The Israeli ambassador to Athens, Arie Mekel, has emphasized regional energy cooperation: “We’ve told the Greek government on the highest level that we would be happy to make Greece a hub for this gas that will continue to Europe; it can be brought here by pipeline or by liquefying it and bringing it by tanker; we also want Cyprus to be involved in this because they also found gas and we believe that these three countries, Israel, Greece, and Cyprus, if we work together and use our power like in the area of natural gas, we could become together a regional power that will be able to stand up to other regional powers.” Greece’s position at the crossroads of three continents and as an EU member makes it the primary transit state for both the Israeli and Cypriot natural gas when it comes online later this decade. Export options include a proposed “East-Med pipeline,” re-gassification terminals on an island near the Salamis Naval Base, and, in the future, re-gassification terminals at the northern port of Kavala to supply both Western Europe and the Balkans.
Recent Turkish naval incursions in and around Cyprus’ exclusive economic zone, threats to use military force to prevent further drilling, and its 40,000 troops occupying the north of the island constitute a direct threat to these ventures and U.S. interests. Setting “red lines” with Turkey enforced by a greater U.S. naval presence in the area would assure stable commerce, and more effective diplomacy were any state to interfere with the development of the joint hydrocarbon projects of Cyprus and Israel. Bolstering the U.S. presence at Souda Bay, Crete, as well as additional military-to-military naval and air exercises with the Greek and Israeli militaries, would contribute enormously to the uninterrupted export of the area’s large hydrocarbon deposits as well as its general security.

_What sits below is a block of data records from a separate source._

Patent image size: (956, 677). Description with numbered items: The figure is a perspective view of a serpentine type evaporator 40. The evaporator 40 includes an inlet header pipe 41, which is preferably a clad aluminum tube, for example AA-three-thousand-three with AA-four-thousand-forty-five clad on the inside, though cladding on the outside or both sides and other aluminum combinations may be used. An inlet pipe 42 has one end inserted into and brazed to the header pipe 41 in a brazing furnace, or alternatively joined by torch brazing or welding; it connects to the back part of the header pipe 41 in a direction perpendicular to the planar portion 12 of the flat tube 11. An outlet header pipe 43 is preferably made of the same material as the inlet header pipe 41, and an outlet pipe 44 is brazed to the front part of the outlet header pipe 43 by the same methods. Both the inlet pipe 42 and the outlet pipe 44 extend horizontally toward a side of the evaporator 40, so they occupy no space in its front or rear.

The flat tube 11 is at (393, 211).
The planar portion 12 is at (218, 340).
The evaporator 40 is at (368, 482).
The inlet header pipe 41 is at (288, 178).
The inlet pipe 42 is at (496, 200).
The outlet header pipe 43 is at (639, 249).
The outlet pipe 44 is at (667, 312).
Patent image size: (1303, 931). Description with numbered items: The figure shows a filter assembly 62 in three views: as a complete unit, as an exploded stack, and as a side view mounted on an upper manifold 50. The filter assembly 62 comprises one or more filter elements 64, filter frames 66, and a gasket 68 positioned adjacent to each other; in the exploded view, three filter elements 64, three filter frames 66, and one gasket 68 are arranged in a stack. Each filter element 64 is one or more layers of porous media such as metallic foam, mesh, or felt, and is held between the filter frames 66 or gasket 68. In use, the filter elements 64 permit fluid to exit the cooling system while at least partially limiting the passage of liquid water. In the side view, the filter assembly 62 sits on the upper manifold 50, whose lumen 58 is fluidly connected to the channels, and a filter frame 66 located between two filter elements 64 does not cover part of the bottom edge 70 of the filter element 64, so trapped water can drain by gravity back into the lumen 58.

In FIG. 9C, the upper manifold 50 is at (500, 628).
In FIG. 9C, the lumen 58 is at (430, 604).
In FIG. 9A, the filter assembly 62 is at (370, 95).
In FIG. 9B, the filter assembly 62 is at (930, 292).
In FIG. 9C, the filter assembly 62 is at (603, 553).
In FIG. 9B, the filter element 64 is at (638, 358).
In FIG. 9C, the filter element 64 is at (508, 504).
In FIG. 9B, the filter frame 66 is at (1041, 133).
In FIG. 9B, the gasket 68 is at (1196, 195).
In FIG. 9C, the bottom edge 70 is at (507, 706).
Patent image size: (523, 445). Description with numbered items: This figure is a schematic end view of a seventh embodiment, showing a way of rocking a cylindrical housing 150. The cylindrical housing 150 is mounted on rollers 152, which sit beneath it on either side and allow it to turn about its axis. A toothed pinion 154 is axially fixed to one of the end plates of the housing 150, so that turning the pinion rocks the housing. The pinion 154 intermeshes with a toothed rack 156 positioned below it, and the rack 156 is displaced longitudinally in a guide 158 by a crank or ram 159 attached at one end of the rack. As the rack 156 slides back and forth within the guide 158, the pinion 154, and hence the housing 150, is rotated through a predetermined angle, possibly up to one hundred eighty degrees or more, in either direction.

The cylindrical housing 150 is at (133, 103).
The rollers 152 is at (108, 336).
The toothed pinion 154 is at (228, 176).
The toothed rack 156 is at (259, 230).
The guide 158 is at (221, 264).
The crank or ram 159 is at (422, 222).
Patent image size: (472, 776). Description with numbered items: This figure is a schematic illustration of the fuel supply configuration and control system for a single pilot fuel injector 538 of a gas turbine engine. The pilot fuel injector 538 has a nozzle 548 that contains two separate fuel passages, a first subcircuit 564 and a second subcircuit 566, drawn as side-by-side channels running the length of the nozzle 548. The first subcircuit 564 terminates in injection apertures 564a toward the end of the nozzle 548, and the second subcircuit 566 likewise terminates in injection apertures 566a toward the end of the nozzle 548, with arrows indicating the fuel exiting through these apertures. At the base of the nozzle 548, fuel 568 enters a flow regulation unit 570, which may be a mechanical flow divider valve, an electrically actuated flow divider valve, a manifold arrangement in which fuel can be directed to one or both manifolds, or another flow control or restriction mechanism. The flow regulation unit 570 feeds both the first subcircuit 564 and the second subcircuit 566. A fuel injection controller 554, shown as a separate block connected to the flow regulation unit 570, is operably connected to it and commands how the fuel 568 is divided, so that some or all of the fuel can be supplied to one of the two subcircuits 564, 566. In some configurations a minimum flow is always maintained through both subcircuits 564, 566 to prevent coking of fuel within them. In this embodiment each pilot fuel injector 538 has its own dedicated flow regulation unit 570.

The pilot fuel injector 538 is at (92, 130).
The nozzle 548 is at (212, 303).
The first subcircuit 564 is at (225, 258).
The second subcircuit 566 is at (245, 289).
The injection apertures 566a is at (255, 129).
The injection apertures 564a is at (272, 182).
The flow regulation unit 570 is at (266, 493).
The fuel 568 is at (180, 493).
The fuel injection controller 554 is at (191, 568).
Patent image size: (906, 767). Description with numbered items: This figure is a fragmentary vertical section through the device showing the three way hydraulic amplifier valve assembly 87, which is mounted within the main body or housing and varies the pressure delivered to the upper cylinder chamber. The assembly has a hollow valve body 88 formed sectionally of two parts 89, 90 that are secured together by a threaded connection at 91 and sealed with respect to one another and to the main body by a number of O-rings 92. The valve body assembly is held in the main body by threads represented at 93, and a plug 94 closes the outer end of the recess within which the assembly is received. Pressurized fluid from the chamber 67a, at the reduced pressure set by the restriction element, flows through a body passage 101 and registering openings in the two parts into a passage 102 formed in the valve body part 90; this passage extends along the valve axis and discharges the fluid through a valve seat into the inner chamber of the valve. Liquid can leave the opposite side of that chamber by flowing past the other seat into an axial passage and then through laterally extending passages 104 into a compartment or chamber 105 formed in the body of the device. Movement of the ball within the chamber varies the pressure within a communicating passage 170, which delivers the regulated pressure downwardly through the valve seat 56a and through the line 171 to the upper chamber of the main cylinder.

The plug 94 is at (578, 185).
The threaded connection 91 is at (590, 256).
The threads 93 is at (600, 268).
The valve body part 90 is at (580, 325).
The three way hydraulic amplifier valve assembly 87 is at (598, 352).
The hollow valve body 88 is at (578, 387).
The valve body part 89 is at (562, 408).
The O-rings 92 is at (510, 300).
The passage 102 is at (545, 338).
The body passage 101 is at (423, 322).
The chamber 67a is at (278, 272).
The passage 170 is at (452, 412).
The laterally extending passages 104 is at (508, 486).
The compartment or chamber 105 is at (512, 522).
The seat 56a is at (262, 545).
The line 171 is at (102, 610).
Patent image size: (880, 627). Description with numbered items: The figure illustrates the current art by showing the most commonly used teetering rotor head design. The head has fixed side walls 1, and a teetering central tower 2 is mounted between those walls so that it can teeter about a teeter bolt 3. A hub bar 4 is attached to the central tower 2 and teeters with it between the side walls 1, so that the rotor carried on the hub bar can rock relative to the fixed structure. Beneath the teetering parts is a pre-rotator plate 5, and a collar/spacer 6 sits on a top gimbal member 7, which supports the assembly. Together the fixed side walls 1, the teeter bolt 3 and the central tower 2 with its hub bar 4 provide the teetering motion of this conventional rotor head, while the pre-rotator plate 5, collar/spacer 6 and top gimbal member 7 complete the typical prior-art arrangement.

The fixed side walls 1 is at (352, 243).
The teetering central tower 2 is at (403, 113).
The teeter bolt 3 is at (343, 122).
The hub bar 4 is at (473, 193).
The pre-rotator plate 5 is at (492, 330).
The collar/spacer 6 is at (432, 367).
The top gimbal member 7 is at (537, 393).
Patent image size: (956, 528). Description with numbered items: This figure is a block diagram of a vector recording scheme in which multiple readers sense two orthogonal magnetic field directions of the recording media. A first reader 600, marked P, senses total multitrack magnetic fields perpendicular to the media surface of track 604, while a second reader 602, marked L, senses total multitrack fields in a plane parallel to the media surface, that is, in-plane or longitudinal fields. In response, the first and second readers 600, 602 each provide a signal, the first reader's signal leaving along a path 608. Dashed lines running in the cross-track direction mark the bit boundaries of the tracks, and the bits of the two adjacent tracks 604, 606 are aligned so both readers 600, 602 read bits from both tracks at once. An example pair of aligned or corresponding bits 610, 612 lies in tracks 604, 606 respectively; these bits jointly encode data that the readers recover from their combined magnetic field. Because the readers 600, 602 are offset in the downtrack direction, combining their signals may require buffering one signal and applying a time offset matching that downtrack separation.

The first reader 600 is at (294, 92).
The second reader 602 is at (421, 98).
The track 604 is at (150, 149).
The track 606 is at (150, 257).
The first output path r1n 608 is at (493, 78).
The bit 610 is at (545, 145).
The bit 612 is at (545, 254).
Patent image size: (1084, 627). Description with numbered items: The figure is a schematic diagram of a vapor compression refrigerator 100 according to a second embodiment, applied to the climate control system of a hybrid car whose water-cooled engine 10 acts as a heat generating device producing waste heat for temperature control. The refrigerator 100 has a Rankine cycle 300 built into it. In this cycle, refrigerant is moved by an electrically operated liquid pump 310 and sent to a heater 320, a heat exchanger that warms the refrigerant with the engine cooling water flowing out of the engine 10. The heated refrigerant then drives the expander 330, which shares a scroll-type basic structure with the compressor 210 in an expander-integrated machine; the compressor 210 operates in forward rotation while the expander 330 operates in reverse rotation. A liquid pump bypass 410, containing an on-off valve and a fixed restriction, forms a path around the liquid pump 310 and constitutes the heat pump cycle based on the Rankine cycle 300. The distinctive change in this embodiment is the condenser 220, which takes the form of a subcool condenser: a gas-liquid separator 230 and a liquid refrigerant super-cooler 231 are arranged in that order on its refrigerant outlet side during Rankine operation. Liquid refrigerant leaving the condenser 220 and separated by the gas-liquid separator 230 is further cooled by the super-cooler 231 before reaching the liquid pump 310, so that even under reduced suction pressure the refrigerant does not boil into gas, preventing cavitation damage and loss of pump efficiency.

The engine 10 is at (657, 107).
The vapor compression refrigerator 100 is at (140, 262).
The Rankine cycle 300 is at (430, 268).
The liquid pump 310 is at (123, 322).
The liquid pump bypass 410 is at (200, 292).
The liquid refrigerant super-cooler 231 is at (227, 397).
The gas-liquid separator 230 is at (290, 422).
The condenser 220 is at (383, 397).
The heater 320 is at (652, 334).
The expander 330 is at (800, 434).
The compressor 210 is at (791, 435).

John Maynard Keynes once said: “The difficulty lies not so much in developing new ideas as in escaping from old ones.” The U.S. will find it difficult to influence events in the region’s future if it continues to view Ankara as the ally it surely was during the Cold War. In 1910, Winston Churchill declared that the inevitability of war between Britain and Germany was “all nonsense.” In July 1911, the German gunboat Panther docked at the Moroccan port of Agadir, and transformed his view of Germany. The Agadir crisis erased any of Churchill’s doubts that Germany was a threat. Turkey’s naval incursions in the eastern Mediterranean and over-flights of Greek airspace in the Aegean and as far south as Rhodes should also be regarded as warning signals. If history is a guide, the International Institute of Strategic Studies report on the large expansion of Turkey’s armaments industry noted above is no less a cause for concern.
The U.S. will advance its compelling interest in greater European energy independence, Middle Eastern stability, and NATO’s future as an effective alliance by re-examining its old idea of Turkey, and reinforcing its alliances with Greece, Cyprus, and Israel. The alternative — the passivity of “leading from behind” — offers nothing but weakness and additional evidence that we are slowly withdrawing from the world.